It builds on Safaricom’s original game-changing M-Pesa service and means that consumers can pay for goods through M-Pesa without having to pay transaction fees. Merchants pay a 1.5% commission for every transaction, compared with the 3%-5% commission traders are obliged to pay when it comes to credit card transactions.
By the end of March 2014, Safaricom had recruited 120,000 merchant retailers to participate in the service and 22,000 of these are currently active. The most recent Ericsson ConsumerLab study into m-commerce in Sub-Saharan Africa found that mobile payments for airtime top-up, merchant payments, bill payments and salary payments vary greatly between the countries in Sub-Saharan Africa. They accounted for 60% of mobile payments in Tanzania, but just 19% in South Africa and 8% in Ghana.

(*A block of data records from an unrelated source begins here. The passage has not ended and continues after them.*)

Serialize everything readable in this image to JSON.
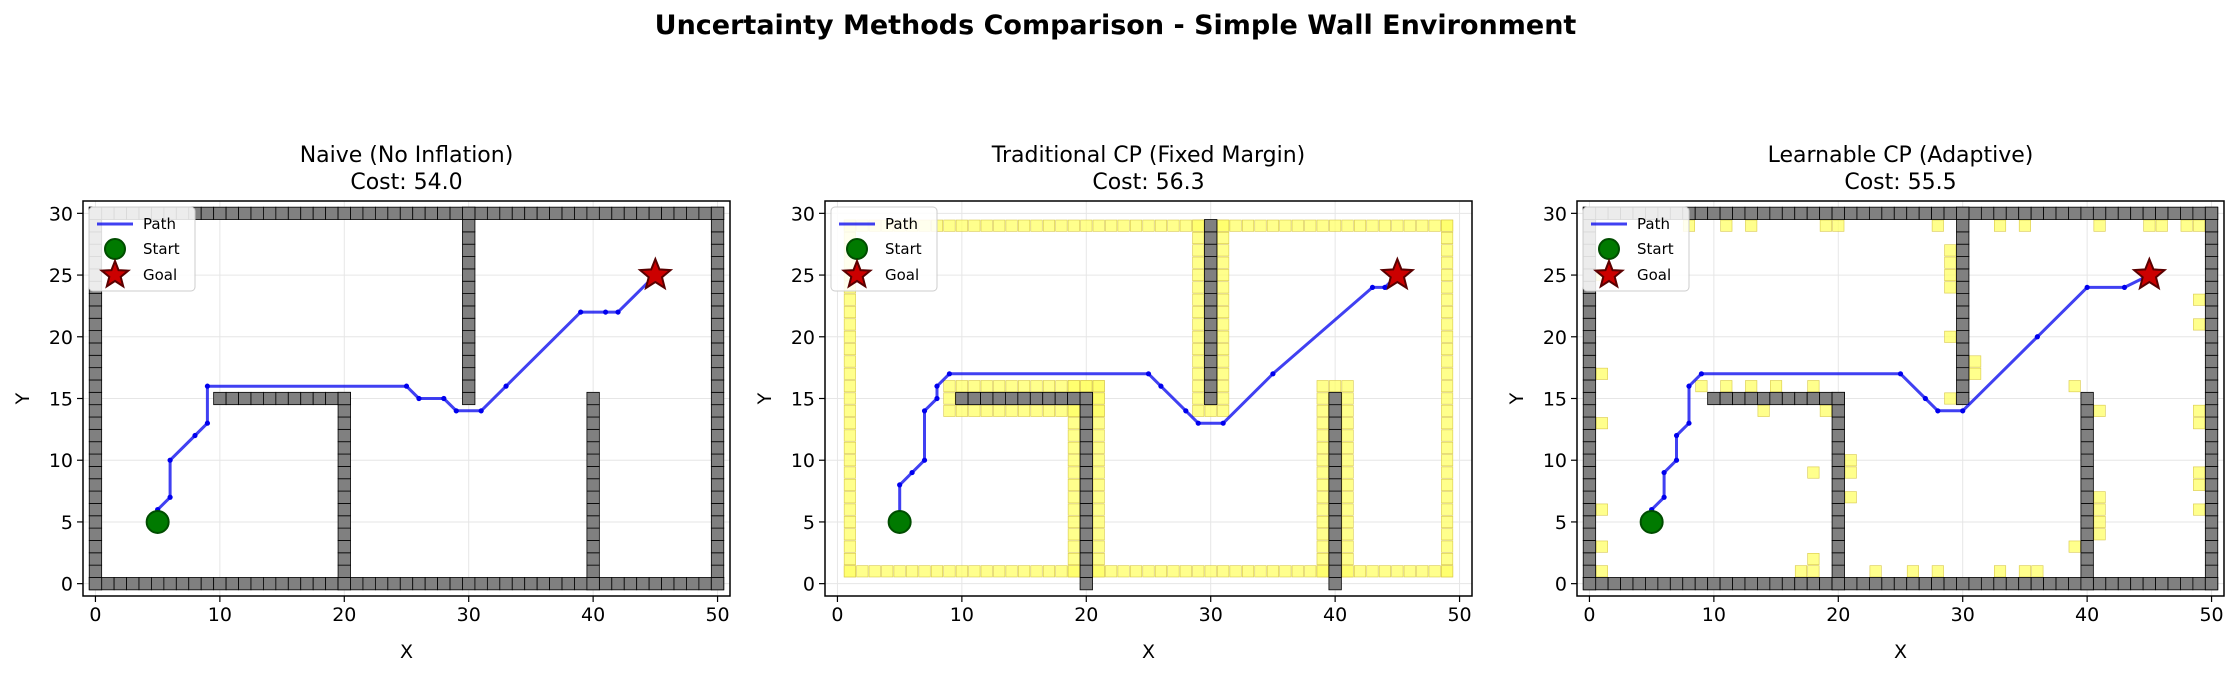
{
  "figure": {
    "title": "Uncertainty Methods Comparison - Simple Wall Environment"
  },
  "colors": {
    "wall": "#808080",
    "wall_edge": "#000000",
    "inflation": "#ffff66",
    "inflation_edge": "#d8c84a",
    "path": "#0000ee",
    "start": "#007a00",
    "goal": "#cc0000",
    "grid": "#e6e6e6"
  },
  "chart_data": [
    {
      "type": "scatter",
      "title": "Naive (No Inflation)",
      "subtitle": "Cost: 54.0",
      "xlabel": "X",
      "ylabel": "Y",
      "xlim": [
        -1,
        51
      ],
      "ylim": [
        -1,
        31
      ],
      "xticks": [
        0,
        10,
        20,
        30,
        40,
        50
      ],
      "yticks": [
        0,
        5,
        10,
        15,
        20,
        25,
        30
      ],
      "grid": true,
      "legend": {
        "placement": "top-left",
        "entries": [
          "Path",
          "Start",
          "Goal"
        ]
      },
      "start": [
        5,
        5
      ],
      "goal": [
        45,
        25
      ],
      "walls": [
        {
          "x": [
            0,
            50
          ],
          "y": [
            0,
            0
          ]
        },
        {
          "x": [
            0,
            50
          ],
          "y": [
            30,
            30
          ]
        },
        {
          "x": [
            0,
            0
          ],
          "y": [
            0,
            30
          ]
        },
        {
          "x": [
            50,
            50
          ],
          "y": [
            0,
            30
          ]
        },
        {
          "x": [
            20,
            20
          ],
          "y": [
            0,
            15
          ]
        },
        {
          "x": [
            10,
            20
          ],
          "y": [
            15,
            15
          ]
        },
        {
          "x": [
            30,
            30
          ],
          "y": [
            15,
            30
          ]
        },
        {
          "x": [
            40,
            40
          ],
          "y": [
            0,
            15
          ]
        }
      ],
      "inflation": [],
      "path": [
        [
          5,
          5
        ],
        [
          5,
          6
        ],
        [
          6,
          7
        ],
        [
          6,
          10
        ],
        [
          8,
          12
        ],
        [
          9,
          13
        ],
        [
          9,
          16
        ],
        [
          25,
          16
        ],
        [
          26,
          15
        ],
        [
          28,
          15
        ],
        [
          29,
          14
        ],
        [
          31,
          14
        ],
        [
          33,
          16
        ],
        [
          39,
          22
        ],
        [
          41,
          22
        ],
        [
          42,
          22
        ],
        [
          45,
          25
        ]
      ]
    },
    {
      "type": "scatter",
      "title": "Traditional CP (Fixed Margin)",
      "subtitle": "Cost: 56.3",
      "xlabel": "X",
      "ylabel": "Y",
      "xlim": [
        -1,
        51
      ],
      "ylim": [
        -1,
        31
      ],
      "xticks": [
        0,
        10,
        20,
        30,
        40,
        50
      ],
      "yticks": [
        0,
        5,
        10,
        15,
        20,
        25,
        30
      ],
      "grid": true,
      "legend": {
        "placement": "top-left",
        "entries": [
          "Path",
          "Start",
          "Goal"
        ]
      },
      "start": [
        5,
        5
      ],
      "goal": [
        45,
        25
      ],
      "walls": [
        {
          "x": [
            20,
            20
          ],
          "y": [
            0,
            15
          ]
        },
        {
          "x": [
            10,
            20
          ],
          "y": [
            15,
            15
          ]
        },
        {
          "x": [
            30,
            30
          ],
          "y": [
            15,
            29
          ]
        },
        {
          "x": [
            40,
            40
          ],
          "y": [
            0,
            15
          ]
        }
      ],
      "inflation": [
        {
          "x": [
            1,
            49
          ],
          "y": [
            1,
            1
          ]
        },
        {
          "x": [
            1,
            49
          ],
          "y": [
            29,
            29
          ]
        },
        {
          "x": [
            1,
            1
          ],
          "y": [
            1,
            29
          ]
        },
        {
          "x": [
            49,
            49
          ],
          "y": [
            1,
            29
          ]
        },
        {
          "x": [
            19,
            21
          ],
          "y": [
            1,
            16
          ]
        },
        {
          "x": [
            9,
            21
          ],
          "y": [
            14,
            16
          ]
        },
        {
          "x": [
            29,
            31
          ],
          "y": [
            14,
            29
          ]
        },
        {
          "x": [
            39,
            41
          ],
          "y": [
            1,
            16
          ]
        }
      ],
      "path": [
        [
          5,
          5
        ],
        [
          5,
          8
        ],
        [
          6,
          9
        ],
        [
          7,
          10
        ],
        [
          7,
          14
        ],
        [
          8,
          15
        ],
        [
          8,
          16
        ],
        [
          9,
          17
        ],
        [
          25,
          17
        ],
        [
          26,
          16
        ],
        [
          28,
          14
        ],
        [
          29,
          13
        ],
        [
          31,
          13
        ],
        [
          35,
          17
        ],
        [
          43,
          24
        ],
        [
          44,
          24
        ],
        [
          45,
          25
        ]
      ]
    },
    {
      "type": "scatter",
      "title": "Learnable CP (Adaptive)",
      "subtitle": "Cost: 55.5",
      "xlabel": "X",
      "ylabel": "Y",
      "xlim": [
        -1,
        51
      ],
      "ylim": [
        -1,
        31
      ],
      "xticks": [
        0,
        10,
        20,
        30,
        40,
        50
      ],
      "yticks": [
        0,
        5,
        10,
        15,
        20,
        25,
        30
      ],
      "grid": true,
      "legend": {
        "placement": "top-left",
        "entries": [
          "Path",
          "Start",
          "Goal"
        ]
      },
      "start": [
        5,
        5
      ],
      "goal": [
        45,
        25
      ],
      "walls": [
        {
          "x": [
            0,
            50
          ],
          "y": [
            0,
            0
          ]
        },
        {
          "x": [
            0,
            50
          ],
          "y": [
            30,
            30
          ]
        },
        {
          "x": [
            0,
            0
          ],
          "y": [
            0,
            30
          ]
        },
        {
          "x": [
            50,
            50
          ],
          "y": [
            0,
            30
          ]
        },
        {
          "x": [
            20,
            20
          ],
          "y": [
            0,
            15
          ]
        },
        {
          "x": [
            10,
            20
          ],
          "y": [
            15,
            15
          ]
        },
        {
          "x": [
            30,
            30
          ],
          "y": [
            15,
            30
          ]
        },
        {
          "x": [
            40,
            40
          ],
          "y": [
            0,
            15
          ]
        }
      ],
      "inflation": [
        {
          "x": [
            1,
            1
          ],
          "y": [
            1,
            1
          ]
        },
        {
          "x": [
            1,
            1
          ],
          "y": [
            3,
            3
          ]
        },
        {
          "x": [
            1,
            1
          ],
          "y": [
            6,
            6
          ]
        },
        {
          "x": [
            1,
            1
          ],
          "y": [
            13,
            13
          ]
        },
        {
          "x": [
            1,
            1
          ],
          "y": [
            17,
            17
          ]
        },
        {
          "x": [
            1,
            1
          ],
          "y": [
            25,
            25
          ]
        },
        {
          "x": [
            8,
            8
          ],
          "y": [
            29,
            29
          ]
        },
        {
          "x": [
            11,
            11
          ],
          "y": [
            29,
            29
          ]
        },
        {
          "x": [
            13,
            13
          ],
          "y": [
            29,
            29
          ]
        },
        {
          "x": [
            19,
            20
          ],
          "y": [
            29,
            29
          ]
        },
        {
          "x": [
            28,
            28
          ],
          "y": [
            29,
            29
          ]
        },
        {
          "x": [
            33,
            33
          ],
          "y": [
            29,
            29
          ]
        },
        {
          "x": [
            35,
            35
          ],
          "y": [
            29,
            29
          ]
        },
        {
          "x": [
            41,
            41
          ],
          "y": [
            29,
            29
          ]
        },
        {
          "x": [
            45,
            46
          ],
          "y": [
            29,
            29
          ]
        },
        {
          "x": [
            48,
            49
          ],
          "y": [
            29,
            29
          ]
        },
        {
          "x": [
            29,
            29
          ],
          "y": [
            24,
            27
          ]
        },
        {
          "x": [
            29,
            29
          ],
          "y": [
            20,
            20
          ]
        },
        {
          "x": [
            29,
            29
          ],
          "y": [
            15,
            15
          ]
        },
        {
          "x": [
            31,
            31
          ],
          "y": [
            17,
            18
          ]
        },
        {
          "x": [
            9,
            9
          ],
          "y": [
            16,
            16
          ]
        },
        {
          "x": [
            11,
            11
          ],
          "y": [
            15,
            16
          ]
        },
        {
          "x": [
            13,
            13
          ],
          "y": [
            15,
            16
          ]
        },
        {
          "x": [
            14,
            14
          ],
          "y": [
            14,
            14
          ]
        },
        {
          "x": [
            15,
            15
          ],
          "y": [
            16,
            16
          ]
        },
        {
          "x": [
            18,
            18
          ],
          "y": [
            15,
            16
          ]
        },
        {
          "x": [
            19,
            19
          ],
          "y": [
            14,
            14
          ]
        },
        {
          "x": [
            18,
            18
          ],
          "y": [
            9,
            9
          ]
        },
        {
          "x": [
            21,
            21
          ],
          "y": [
            7,
            7
          ]
        },
        {
          "x": [
            21,
            21
          ],
          "y": [
            9,
            10
          ]
        },
        {
          "x": [
            18,
            18
          ],
          "y": [
            1,
            2
          ]
        },
        {
          "x": [
            17,
            17
          ],
          "y": [
            1,
            1
          ]
        },
        {
          "x": [
            23,
            23
          ],
          "y": [
            1,
            1
          ]
        },
        {
          "x": [
            26,
            26
          ],
          "y": [
            1,
            1
          ]
        },
        {
          "x": [
            28,
            28
          ],
          "y": [
            1,
            1
          ]
        },
        {
          "x": [
            33,
            33
          ],
          "y": [
            1,
            1
          ]
        },
        {
          "x": [
            35,
            36
          ],
          "y": [
            1,
            1
          ]
        },
        {
          "x": [
            41,
            41
          ],
          "y": [
            4,
            7
          ]
        },
        {
          "x": [
            39,
            39
          ],
          "y": [
            3,
            3
          ]
        },
        {
          "x": [
            39,
            39
          ],
          "y": [
            16,
            16
          ]
        },
        {
          "x": [
            41,
            41
          ],
          "y": [
            14,
            14
          ]
        },
        {
          "x": [
            49,
            49
          ],
          "y": [
            6,
            6
          ]
        },
        {
          "x": [
            49,
            49
          ],
          "y": [
            8,
            9
          ]
        },
        {
          "x": [
            49,
            49
          ],
          "y": [
            13,
            14
          ]
        },
        {
          "x": [
            49,
            49
          ],
          "y": [
            21,
            21
          ]
        },
        {
          "x": [
            49,
            49
          ],
          "y": [
            23,
            23
          ]
        }
      ],
      "path": [
        [
          5,
          5
        ],
        [
          5,
          6
        ],
        [
          6,
          7
        ],
        [
          6,
          9
        ],
        [
          7,
          10
        ],
        [
          7,
          12
        ],
        [
          8,
          13
        ],
        [
          8,
          16
        ],
        [
          9,
          17
        ],
        [
          25,
          17
        ],
        [
          27,
          15
        ],
        [
          28,
          14
        ],
        [
          30,
          14
        ],
        [
          36,
          20
        ],
        [
          40,
          24
        ],
        [
          43,
          24
        ],
        [
          45,
          25
        ]
      ]
    }
  ]
}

There have clearly been moves to increase the uptake of mobile banking payments to merchants in some countries. For example, Standard Bank, one of the major financial services groups in South Africa, has rolled out solutions to 10,000 South African merchants. The service is aimed at small businesses and will mean that retailers can take mobile payments without having to rely on a POS (point-of-sale) terminal. The service is open to all consumers and not just Standard Bank customers.
Meanwhile, in Kenya Mobikash has just introduced a mobile payment service, Lipa Sasa Na Mobikash. “With Lipa Sasa Na Mobikash, merchants across Kenya will instantly gain access to a safe platform, drastically reducing risks of handling fake currency and theft.
The system will also enhance efficiency, by making it easy for merchants to manage their records better,” says Mobikash Afrika’s CEO, Duncan Oduor Otieno. Lipa Sasa Na Mobikash users will be able to access the merchant payment service simply by dialing the digits *365# on their mobiles irrespective of which network they are subscribed to.
Banks move in
Kenyan banks are also seeking to get in on the action and compete with telecoms giant Safaricom. For example, Kenya’s biggest bank, Equity Bank, in April announced that it is to hand out more than 300,000 Near Field Communication (NFC) smartphones to Kenyan retailers for free. Equity is targeting restaurants, supermarkets and other retail outlets with the complimentary devices.
“Our new MasterCard ATM cards are tap-and-go [contactless cards not requiring a pin number to be entered] hence the need to put mobile POS devices with merchants to process payments,” said the company’s CEO, James Mwangi. “The NFC-enabled phones and cards will help Equity Bank be well positioned to significantly increase volumes and commission from payment processing,” he added.
In April, Nigeria’s Teasy Mobile Money launched the NFC payments solution in Nigeria. “We are very excited with the market opportunity that this solution will bring, we believe that retail payments will seriously drive up the volume of transactions as well as grow customer confidence in the mobile payments space,” said Teasy CEO Musa Ali Baba. Consumers are given NFC stickers, which are then linked into their mobile wallet, and as a result they are able to make tap-and-pay transactions.